If they observed the sort of judicial restraint that characterized the court in the days of Brandeis and Holmes that would be one thing, but they do not. Just as Roger Taney tried to impose slavery on America, today's idiots and criminals in robes try to impose all manner of horribles on our society.
If the people want this stuff, let them elect legislators to do so. Their will should not be frustrated by an unelected thugocracy of dubious intellectual and non-existent moral merit.
Posted by: Bart at January 21, 2005 2:29 PMRandom Lawyer seems to be sure that the plain words of the Constitution concerning legislatively created exceptions to the appellate jurisdiction of the Court are of no effect, presumably having been abrogated by the emantations from the penumbra.
I agree that only that judicial defiance of a legislative restriction on jurisdiction would be a constitutional crisis: that's when we would need our Franco.
Posted by: Lou Gots at January 21, 2005 4:07 PMBart:
Exquisite! They were careful drafters but the explicit provisions which make possible what you don't like can't have meant to.

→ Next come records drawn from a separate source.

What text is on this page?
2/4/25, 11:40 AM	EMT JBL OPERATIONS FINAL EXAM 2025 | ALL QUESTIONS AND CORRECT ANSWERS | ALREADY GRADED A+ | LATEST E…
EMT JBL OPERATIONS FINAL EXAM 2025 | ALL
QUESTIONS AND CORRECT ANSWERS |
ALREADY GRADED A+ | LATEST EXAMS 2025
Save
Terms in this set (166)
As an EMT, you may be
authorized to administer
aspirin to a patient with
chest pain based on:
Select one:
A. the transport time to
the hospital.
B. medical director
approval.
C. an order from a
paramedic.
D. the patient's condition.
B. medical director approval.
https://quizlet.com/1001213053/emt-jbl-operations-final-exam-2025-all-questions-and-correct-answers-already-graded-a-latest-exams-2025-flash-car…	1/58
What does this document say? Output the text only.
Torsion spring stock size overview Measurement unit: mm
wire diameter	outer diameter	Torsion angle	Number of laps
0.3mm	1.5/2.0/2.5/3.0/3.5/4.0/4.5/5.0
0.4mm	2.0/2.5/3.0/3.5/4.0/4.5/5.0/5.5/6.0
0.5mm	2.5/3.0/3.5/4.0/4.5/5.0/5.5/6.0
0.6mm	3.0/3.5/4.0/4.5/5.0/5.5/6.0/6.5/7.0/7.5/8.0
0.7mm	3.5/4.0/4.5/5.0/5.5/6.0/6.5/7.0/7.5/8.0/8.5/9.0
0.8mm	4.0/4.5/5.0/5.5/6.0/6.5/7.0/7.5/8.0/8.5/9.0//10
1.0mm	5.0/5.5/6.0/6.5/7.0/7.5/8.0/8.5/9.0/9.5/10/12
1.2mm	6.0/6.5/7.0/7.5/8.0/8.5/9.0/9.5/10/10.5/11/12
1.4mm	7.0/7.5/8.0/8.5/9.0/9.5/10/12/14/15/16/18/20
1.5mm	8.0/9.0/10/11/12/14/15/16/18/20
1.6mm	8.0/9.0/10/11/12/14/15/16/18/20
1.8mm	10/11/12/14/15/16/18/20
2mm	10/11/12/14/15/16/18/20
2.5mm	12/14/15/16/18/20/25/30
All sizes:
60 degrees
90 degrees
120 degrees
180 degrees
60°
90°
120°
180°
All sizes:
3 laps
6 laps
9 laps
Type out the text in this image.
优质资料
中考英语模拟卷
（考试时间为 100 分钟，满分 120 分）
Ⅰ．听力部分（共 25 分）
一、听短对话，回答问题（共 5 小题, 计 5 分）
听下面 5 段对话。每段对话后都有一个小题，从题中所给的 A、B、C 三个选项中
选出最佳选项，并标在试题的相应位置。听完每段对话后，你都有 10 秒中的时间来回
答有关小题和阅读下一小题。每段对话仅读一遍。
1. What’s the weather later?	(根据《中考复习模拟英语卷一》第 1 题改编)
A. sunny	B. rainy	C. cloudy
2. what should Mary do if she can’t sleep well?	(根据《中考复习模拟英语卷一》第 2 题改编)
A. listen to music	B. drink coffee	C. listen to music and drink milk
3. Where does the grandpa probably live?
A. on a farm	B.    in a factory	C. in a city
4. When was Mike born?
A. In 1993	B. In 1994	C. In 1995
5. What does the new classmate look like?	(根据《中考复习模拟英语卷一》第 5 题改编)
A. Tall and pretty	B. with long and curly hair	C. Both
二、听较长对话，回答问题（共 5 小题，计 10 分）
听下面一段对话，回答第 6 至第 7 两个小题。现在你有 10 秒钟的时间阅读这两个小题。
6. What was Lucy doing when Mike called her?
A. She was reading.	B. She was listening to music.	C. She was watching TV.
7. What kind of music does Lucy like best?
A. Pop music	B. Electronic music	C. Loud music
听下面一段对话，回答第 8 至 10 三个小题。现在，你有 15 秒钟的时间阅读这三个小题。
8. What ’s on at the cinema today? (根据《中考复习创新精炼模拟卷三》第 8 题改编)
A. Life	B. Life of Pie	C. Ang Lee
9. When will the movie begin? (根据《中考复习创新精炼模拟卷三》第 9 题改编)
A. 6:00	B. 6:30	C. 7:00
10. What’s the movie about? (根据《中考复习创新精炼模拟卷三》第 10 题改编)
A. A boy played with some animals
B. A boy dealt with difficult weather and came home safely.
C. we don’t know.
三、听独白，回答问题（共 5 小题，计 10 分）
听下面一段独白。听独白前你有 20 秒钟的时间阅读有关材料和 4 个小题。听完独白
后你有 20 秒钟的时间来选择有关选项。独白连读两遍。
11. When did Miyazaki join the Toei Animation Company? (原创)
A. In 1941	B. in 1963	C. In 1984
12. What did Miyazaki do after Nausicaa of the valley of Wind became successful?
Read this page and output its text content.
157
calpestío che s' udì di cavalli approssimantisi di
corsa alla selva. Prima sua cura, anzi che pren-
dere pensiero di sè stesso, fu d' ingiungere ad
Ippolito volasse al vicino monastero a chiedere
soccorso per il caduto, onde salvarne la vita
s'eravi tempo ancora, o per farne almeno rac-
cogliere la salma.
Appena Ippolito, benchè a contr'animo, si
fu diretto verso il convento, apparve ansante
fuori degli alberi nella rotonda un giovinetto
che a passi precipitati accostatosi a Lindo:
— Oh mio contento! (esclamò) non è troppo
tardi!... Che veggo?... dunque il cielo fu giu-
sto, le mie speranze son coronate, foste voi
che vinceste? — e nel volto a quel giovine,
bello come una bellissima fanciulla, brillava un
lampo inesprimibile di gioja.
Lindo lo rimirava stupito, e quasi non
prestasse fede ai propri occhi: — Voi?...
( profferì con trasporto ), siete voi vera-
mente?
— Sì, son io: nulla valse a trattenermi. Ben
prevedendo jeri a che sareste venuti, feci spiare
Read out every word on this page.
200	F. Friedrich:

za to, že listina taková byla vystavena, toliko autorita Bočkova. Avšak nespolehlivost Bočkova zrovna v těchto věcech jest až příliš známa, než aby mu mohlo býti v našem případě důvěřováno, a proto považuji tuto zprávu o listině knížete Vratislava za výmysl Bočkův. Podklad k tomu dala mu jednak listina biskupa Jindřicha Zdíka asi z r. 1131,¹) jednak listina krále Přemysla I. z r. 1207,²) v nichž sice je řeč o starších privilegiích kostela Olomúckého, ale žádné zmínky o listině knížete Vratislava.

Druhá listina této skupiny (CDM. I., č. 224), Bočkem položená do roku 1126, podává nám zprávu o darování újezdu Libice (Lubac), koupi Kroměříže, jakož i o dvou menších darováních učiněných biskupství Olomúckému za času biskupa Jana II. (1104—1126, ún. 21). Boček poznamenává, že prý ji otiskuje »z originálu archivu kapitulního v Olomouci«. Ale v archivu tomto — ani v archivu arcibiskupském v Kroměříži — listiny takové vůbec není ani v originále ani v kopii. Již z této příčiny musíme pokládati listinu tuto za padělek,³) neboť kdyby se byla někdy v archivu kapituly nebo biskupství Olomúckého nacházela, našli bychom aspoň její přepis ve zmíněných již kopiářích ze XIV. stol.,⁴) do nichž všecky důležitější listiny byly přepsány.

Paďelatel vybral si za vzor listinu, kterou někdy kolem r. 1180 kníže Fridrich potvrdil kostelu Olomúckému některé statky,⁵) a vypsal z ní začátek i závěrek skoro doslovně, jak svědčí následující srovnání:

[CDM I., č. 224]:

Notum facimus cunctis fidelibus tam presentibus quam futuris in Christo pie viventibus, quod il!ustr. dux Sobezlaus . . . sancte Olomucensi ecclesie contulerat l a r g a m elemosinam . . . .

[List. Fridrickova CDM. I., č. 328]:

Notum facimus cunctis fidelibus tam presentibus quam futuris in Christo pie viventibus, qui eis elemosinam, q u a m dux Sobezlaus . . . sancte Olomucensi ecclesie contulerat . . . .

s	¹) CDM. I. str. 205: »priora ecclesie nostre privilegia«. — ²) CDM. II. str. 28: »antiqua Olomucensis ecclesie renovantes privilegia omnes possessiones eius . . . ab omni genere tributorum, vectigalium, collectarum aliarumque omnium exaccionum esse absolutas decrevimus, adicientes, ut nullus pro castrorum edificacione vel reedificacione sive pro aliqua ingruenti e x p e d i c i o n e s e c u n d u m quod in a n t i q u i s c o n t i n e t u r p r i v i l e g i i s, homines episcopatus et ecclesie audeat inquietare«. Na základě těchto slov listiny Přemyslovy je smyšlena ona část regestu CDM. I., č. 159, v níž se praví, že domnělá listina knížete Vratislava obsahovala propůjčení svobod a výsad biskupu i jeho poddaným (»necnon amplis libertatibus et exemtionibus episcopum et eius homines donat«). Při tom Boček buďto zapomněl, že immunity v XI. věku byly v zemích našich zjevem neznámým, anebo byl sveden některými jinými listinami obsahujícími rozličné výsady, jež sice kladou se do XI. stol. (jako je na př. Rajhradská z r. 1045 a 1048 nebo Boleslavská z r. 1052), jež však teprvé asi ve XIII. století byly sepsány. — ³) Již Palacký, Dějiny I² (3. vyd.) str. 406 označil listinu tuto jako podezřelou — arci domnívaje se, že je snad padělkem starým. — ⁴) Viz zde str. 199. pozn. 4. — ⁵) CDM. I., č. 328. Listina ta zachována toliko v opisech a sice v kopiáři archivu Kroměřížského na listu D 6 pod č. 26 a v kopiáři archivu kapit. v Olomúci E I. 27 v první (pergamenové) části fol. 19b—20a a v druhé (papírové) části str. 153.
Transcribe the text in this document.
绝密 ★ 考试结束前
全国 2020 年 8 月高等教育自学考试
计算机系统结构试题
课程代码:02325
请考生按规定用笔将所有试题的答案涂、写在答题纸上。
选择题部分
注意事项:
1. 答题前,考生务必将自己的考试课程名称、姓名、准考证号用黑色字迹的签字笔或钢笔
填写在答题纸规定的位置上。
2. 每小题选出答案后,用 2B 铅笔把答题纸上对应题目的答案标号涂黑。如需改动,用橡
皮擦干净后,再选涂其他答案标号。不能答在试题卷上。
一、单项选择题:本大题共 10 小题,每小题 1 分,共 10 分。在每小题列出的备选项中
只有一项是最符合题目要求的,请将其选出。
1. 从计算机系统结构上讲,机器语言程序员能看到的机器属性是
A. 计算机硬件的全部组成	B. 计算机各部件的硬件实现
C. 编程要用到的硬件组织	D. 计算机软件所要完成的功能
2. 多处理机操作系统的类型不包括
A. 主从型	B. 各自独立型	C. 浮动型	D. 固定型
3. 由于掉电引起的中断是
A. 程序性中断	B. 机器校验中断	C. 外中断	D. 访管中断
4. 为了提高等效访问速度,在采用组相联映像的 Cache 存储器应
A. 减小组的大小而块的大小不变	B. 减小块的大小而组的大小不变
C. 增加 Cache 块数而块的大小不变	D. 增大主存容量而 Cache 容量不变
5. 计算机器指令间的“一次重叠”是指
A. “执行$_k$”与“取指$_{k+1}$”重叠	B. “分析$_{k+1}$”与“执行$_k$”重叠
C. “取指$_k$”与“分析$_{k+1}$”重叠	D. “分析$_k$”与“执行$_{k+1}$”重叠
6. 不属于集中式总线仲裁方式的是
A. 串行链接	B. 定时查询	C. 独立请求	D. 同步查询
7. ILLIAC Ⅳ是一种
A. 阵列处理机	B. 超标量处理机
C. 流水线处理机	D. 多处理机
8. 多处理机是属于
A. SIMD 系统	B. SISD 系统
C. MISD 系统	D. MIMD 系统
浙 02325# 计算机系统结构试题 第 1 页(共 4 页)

Posted by: oj at January 21, 2005 4:45 PMLou: Law school final exam could be "Come up with six arguments that pass the red-face test why a jurisdiction-stripping law that prevented the Supreme Court from [say] reviewing restrictions on abortion is unconstitutional." Piece of cake.
We're well past the point of constitutional crisis. We're ruled by the likes of Ruth Bader Ginsburg, who drew fewer than ten dissenting votes in the Senate despite her previous career. A decent society cannot be constructed and cannot endure under such circumstances.
Posted by: Random Lawyer at January 21, 2005 6:36 PMGinsburg should have been confirmed because she hadn't been convicted of any felonies and she didn't visibly drool.
There is no chance for popular opinion to enter into the choice of judicial critter except through the Presidential election, so the President should get great, almost absolute, deference as to what he appoints. When the bozos he appoints behave true to form, the voters take revenge at the polls.
Of course, it would be a lot simpler if we just changed the Constitution to provide for an elected judiciary.